The trend-setters at Pantone have created the perfect 2018 colour palette to experiment with in the garden. The 'Verdure' palette features colours that will naturally be found in lush vegetation and woodland - for instance, think berry-infused purple, red wood, eggshell blue and foliage green.

Introduce accents of colour with clay pots, which holding pops of purple-coloured flowering herbs like Lavender, Rosemary and Thai Basil. If your garden has wooden fencing or furniture, consider giving them a new lease of life by sanding them down before giving them a coat of eggshell blue paint to complement the shades of your plants.

4 Grow your own

Veganism is one of the fastest growing lifestyle movements in the UK, with the number of Brits opting for a plant-based diet rising by over 360 per cent in the past ten years. Coupled with rising food prices and a growing appreciation for organic produce, 2018 is set to see the grow your own movement undergo a significant resurgence.

If you're serious about becoming more self-sufficient, a greenhouse can increase a yield of beautifully fresh fruit and veg all year round. If you don't have space, legumes, squashes and pumpkins are a great option as they make the most of vertical space. Salad leaves, herbs and tomatoes will all grow well in boxes on balconies and patios, and will cost a mere fraction of the price at the supermarket too.

5 Healing houseplants

Indoor plants are coming back into fashion in a big way, and not purely for aesthetic reasons. NASA has revealed that as well as purifying the air we breathe of harmful toxins, indoor plants can also reduce stress, control humidity and lower sound pollution.

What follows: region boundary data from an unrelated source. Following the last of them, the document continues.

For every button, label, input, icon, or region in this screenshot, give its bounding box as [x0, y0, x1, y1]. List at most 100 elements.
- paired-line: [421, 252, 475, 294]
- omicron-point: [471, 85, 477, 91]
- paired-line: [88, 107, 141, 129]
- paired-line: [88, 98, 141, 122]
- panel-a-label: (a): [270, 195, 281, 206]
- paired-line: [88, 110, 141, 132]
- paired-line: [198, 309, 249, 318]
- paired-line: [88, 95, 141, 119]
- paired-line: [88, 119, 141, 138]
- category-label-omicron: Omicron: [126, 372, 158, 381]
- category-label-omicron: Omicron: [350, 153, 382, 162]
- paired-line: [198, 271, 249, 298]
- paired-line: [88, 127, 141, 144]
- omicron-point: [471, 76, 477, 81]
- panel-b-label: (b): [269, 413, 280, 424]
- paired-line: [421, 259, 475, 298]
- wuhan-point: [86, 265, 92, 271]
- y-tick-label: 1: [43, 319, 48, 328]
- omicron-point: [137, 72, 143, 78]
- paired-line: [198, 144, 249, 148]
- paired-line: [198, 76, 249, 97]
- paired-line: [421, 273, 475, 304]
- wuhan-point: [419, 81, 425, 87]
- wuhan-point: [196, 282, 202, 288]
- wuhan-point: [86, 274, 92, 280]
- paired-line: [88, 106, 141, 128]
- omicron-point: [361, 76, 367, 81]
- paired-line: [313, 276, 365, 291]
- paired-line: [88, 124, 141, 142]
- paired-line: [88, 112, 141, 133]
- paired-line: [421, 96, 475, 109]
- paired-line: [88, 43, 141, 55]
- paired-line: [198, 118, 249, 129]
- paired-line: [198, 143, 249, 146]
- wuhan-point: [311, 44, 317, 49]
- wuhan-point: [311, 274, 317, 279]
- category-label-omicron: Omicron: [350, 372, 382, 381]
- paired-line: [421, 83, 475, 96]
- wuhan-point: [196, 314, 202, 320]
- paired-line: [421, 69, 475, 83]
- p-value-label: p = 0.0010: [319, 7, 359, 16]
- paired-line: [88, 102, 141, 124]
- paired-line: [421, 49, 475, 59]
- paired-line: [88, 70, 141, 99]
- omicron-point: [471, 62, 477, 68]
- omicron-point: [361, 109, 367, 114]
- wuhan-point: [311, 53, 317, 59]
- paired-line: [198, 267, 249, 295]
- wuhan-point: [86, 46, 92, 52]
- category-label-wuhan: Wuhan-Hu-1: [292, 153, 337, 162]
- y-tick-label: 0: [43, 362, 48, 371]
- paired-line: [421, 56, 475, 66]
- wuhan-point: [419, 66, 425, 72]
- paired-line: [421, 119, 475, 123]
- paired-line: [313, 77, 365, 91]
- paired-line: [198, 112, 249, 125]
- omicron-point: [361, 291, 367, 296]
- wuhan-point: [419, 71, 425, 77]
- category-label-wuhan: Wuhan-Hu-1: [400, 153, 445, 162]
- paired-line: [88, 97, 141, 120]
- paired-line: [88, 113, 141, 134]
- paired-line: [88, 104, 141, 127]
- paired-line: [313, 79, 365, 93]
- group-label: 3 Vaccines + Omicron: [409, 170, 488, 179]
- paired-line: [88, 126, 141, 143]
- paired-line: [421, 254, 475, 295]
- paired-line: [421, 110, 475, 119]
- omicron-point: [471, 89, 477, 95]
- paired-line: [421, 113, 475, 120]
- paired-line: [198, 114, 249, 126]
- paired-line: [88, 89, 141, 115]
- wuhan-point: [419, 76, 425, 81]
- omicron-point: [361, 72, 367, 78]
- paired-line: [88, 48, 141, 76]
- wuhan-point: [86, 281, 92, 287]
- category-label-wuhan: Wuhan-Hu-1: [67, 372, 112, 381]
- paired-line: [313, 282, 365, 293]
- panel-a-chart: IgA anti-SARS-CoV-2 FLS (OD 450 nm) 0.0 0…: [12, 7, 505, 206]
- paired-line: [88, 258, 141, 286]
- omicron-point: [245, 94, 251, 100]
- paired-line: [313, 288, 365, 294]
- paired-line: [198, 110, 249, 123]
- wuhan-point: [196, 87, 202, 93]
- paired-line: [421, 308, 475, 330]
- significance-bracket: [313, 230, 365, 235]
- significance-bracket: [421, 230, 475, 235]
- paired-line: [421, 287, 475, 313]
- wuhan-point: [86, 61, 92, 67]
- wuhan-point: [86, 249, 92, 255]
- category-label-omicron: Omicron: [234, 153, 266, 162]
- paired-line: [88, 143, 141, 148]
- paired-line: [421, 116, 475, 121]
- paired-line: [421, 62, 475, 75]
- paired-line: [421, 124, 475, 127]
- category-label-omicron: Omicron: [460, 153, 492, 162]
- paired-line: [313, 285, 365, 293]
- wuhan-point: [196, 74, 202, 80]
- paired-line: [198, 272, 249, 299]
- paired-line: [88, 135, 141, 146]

If you would like to promote better sleep, place snake plants in your bedroom which will five out bursts of oxygen at night to support better breathing. Aloe Vera will also work well in kitchens to neutralise benzene which is found in detergents and plastics. Indoor hanging planters are also making a comeback as a quirky display for houseplants. To create maximum impact, group different colours, shapes and textures together to create maximum impact.

6 Be in the moment

Mindfulness - the ancient Buddhist tradition of immersing yourself in the present moment - has become a buzzword in wellbeing over the past few years, and it's set to have a strong influence over how we design and appreciate our gardens in 2018. Focus on incorporating elements which will stimulate the senses; this can include accents of calming blues and energising yellows, pots of strongly-scented therapeutic Lavender and a water feature that creates a relaxing ambience.